Content marketing is simply sharing information with your target audience that will be helpful.
Notice the key word: information.
Not a sales pitch.
The now commonly held belief by marketers is that if you share information that is helpful with your target audience, they’ll be much more likely to think of you when they need your solution.
I’ve been creating content now for over twelve years. I have closely studied the trends as well as proven copywriting principles. What I have found is that the techniques that worked in 1923 still work well today.
What was printed in 1923? The copywriting classic, Scientific Advertising by Claude C. Hopkins. In Chapter 3: Offer Service, he says this (emphasis mine):
Remember the people you address are selfish, as we all are. They care nothing about your interests or profit. They seek service for themselves. Ignoring this fact is a common mistake and a costly mistake in advertising. Ads say in effect, “Buy my brand. Give me the trade you give to others. Let me have the money.” That is not a popular appeal.
The best ads ask no one to buy. That is useless. Often they do not quote a price. They do not say that dealers handle the product. The ads are based entirely on service. They offer wanted information.
To discover what your audience wants takes time. It also takes experimenting with different topics and careful examination of metrics. That said, here are a few of my “insider secrets”:
Write for one person
I learned this during my early days of copywriting. You don’t want to create content that speaks to “everyone.”
You want to speak to one person. And you want that “one person” to be your prospective buyer.
Selling home services such as carpet cleaning? Who usually calls you, a woman homeowner or a man? Whoever it is, create a picture of this one person: age, educational background, married or single, job, lifestyle, etc.

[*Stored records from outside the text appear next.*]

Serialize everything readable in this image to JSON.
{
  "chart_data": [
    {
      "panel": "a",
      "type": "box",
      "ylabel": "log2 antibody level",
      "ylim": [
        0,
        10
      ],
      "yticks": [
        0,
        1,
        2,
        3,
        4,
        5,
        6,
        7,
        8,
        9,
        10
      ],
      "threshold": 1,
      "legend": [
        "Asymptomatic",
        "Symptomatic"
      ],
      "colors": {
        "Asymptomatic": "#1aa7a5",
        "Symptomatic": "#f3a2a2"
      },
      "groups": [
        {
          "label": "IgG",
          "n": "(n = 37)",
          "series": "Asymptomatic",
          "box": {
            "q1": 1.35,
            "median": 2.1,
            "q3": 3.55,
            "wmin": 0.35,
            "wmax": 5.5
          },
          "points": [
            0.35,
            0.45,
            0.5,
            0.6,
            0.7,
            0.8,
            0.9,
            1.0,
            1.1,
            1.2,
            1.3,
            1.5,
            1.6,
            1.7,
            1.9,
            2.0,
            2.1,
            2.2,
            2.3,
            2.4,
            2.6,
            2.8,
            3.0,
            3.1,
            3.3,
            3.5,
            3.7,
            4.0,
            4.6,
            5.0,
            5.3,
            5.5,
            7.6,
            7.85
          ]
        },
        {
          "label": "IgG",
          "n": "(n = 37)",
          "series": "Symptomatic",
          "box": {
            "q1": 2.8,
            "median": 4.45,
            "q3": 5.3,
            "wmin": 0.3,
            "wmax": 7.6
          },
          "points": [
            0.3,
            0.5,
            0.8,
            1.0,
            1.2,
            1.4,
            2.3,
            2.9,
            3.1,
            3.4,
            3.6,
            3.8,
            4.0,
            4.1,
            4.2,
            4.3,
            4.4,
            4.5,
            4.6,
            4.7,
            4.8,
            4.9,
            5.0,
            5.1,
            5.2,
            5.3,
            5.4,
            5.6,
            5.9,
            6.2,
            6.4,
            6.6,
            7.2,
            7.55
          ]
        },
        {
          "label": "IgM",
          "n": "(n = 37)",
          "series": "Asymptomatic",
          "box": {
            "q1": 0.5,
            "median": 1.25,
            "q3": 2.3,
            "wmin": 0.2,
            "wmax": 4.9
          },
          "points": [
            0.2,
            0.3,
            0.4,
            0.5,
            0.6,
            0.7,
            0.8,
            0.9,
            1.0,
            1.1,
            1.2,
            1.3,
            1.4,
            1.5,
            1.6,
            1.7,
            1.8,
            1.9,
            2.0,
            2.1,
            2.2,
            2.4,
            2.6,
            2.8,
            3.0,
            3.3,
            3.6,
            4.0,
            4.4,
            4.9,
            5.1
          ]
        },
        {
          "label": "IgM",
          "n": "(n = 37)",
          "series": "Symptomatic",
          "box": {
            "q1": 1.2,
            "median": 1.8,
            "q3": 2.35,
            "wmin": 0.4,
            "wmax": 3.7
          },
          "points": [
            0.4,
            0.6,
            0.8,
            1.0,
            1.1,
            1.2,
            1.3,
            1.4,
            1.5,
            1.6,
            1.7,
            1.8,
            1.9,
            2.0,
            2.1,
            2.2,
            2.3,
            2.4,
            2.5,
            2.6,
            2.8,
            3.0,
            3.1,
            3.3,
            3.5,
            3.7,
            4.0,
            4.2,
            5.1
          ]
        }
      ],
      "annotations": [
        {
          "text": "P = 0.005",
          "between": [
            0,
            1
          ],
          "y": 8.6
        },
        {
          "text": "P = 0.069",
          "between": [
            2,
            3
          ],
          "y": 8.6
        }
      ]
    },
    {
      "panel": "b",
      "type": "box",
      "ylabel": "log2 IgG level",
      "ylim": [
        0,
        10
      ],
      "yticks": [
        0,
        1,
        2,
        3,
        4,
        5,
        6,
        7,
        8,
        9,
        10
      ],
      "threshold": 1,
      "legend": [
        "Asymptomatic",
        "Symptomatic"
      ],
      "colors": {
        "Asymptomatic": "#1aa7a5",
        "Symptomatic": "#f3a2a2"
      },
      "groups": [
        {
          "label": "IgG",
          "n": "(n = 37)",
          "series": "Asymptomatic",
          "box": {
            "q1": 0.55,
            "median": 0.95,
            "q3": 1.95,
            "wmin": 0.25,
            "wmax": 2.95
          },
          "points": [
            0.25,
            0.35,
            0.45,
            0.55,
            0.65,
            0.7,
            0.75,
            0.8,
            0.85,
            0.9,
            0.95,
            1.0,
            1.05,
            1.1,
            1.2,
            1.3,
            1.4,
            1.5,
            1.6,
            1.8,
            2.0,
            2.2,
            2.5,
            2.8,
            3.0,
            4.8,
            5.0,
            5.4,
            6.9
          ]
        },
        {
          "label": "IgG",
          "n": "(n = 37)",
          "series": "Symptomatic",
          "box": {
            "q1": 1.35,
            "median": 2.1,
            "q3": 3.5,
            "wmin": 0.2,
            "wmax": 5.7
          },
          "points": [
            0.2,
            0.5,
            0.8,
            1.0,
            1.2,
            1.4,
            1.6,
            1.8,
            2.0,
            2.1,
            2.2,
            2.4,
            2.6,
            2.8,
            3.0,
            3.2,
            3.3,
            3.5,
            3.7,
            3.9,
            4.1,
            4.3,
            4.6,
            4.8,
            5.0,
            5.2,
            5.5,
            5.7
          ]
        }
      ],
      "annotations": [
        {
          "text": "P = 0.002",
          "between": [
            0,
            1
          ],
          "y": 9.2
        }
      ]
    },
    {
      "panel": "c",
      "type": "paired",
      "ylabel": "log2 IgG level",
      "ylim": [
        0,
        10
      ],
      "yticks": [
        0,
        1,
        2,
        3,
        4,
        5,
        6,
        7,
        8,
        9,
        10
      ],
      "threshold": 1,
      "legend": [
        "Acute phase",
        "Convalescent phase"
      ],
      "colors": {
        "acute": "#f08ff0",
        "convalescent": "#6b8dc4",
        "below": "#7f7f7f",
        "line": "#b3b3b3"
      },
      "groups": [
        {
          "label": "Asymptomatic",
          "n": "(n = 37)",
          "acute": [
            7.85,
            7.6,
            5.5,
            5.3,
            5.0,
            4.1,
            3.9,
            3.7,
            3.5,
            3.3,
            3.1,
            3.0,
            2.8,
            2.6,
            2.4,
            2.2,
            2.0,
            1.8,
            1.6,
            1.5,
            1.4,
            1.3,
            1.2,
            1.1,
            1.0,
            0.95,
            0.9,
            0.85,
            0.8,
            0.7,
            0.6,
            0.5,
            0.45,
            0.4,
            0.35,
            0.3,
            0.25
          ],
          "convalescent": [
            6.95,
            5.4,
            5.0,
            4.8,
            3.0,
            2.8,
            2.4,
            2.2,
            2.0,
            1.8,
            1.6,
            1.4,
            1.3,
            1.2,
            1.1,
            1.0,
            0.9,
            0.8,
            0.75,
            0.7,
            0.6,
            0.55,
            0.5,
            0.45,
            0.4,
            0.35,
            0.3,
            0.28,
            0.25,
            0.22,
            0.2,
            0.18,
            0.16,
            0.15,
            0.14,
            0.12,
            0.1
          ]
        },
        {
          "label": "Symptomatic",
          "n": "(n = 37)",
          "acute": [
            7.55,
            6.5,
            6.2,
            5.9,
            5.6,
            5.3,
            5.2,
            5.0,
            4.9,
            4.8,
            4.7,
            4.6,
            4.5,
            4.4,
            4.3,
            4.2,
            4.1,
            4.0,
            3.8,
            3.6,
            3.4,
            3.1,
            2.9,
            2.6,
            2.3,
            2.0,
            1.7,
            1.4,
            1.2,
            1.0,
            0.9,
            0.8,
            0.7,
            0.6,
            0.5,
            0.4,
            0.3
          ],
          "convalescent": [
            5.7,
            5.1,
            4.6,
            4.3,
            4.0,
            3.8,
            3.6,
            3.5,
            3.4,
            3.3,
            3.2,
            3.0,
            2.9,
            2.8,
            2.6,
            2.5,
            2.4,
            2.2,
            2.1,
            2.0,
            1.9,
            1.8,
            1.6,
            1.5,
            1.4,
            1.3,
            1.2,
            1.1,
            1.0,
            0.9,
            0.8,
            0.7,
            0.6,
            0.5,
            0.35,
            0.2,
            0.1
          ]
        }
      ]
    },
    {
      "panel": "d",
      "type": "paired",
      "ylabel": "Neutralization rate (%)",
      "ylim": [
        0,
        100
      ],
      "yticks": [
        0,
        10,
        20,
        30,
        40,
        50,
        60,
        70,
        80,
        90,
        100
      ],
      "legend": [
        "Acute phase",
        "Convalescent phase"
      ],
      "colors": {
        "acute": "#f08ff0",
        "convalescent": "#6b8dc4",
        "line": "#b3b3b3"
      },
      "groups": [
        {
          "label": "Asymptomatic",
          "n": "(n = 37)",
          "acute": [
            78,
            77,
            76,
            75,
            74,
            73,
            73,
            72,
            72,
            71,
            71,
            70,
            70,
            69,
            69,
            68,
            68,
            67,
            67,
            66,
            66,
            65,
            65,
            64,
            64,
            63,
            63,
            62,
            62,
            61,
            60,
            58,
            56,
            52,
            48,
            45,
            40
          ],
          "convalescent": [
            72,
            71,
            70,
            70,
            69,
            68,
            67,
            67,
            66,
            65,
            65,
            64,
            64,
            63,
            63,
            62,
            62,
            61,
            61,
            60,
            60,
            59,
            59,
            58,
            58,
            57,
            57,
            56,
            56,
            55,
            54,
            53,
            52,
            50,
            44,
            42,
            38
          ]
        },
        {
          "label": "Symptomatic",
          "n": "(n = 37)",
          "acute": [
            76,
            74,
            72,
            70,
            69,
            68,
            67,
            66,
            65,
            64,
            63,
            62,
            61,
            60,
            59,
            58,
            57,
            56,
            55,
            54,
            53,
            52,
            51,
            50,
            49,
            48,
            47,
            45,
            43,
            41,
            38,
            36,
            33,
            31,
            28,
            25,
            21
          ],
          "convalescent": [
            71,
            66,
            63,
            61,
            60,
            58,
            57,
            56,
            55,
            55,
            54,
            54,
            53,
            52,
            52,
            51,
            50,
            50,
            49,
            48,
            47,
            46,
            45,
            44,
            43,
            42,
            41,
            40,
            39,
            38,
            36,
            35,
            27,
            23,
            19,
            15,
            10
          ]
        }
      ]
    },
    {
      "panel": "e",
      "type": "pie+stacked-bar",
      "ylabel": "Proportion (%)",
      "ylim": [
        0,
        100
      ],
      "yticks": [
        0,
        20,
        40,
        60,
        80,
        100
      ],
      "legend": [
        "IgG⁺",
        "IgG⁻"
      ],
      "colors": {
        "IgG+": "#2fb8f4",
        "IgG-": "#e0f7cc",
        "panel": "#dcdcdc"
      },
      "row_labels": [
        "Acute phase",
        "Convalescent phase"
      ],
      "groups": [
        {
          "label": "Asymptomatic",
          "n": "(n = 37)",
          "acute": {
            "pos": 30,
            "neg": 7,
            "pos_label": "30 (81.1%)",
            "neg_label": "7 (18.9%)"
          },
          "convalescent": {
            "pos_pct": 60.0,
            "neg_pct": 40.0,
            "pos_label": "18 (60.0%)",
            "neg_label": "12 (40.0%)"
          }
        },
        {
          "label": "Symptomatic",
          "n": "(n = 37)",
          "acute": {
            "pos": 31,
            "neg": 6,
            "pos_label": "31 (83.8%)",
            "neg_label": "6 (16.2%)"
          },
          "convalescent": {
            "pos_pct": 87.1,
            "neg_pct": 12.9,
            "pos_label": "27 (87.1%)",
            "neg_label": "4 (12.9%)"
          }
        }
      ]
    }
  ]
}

Then when you write your content, write it with that one person in mind. Customize your information to reach that one person’s needs.
By doing this, you create interesting content delivers value. It will be specific and strategic. Even if someone reads it that doesn’t fit your buyer profile, they’ll likely be interested because your copy won’t be generic.
Keep up with pop culture
Many of my clients and prospective buyers have particular interests, like a TV show or a popular song.
Whether it’s Downton Abbey or Breaking Bad, use cultural references to get attention with your content. I’ve used the character Tony Soprano (from “The Sopranos”) in one blog post, the infamous Cleveland Job Bank owner (Kelly Blazek) in another, and referenced a new (at the time) documentary about The Viking Sword.
Using pop culture references will let people know you’re paying attention. And if you’re paying attention there, it is assumed you’re likely on top of your industry trends, too.
Don’t be afraid to be real
This can be a delicate area but if it’s done right, will set you apart from your competition.
Most of the blog articles I read on B2B websites lack personality. It’s as though the author tried so hard to deliver valuable content that he or she left out any original thought.
Don’t be afraid to take a stand. Some of the most popular content I’ve written took a strong stand either for or against something. There are many developments in your industry. Put your own spin on them.
Consumers are looking for authenticity. Honest assessments come across as a refreshing change from being a part of the “me too” crowd. If you can be contrary, go for it. Your audience will appreciate a different viewpoint. It makes people think and it shows that you’re not a robot who automatically agrees with everyone else.
Be bold! And be unique. Your prospective buyer will recognize originality when he sees it and he’ll be more apt to investigate you than your copy-cat competition.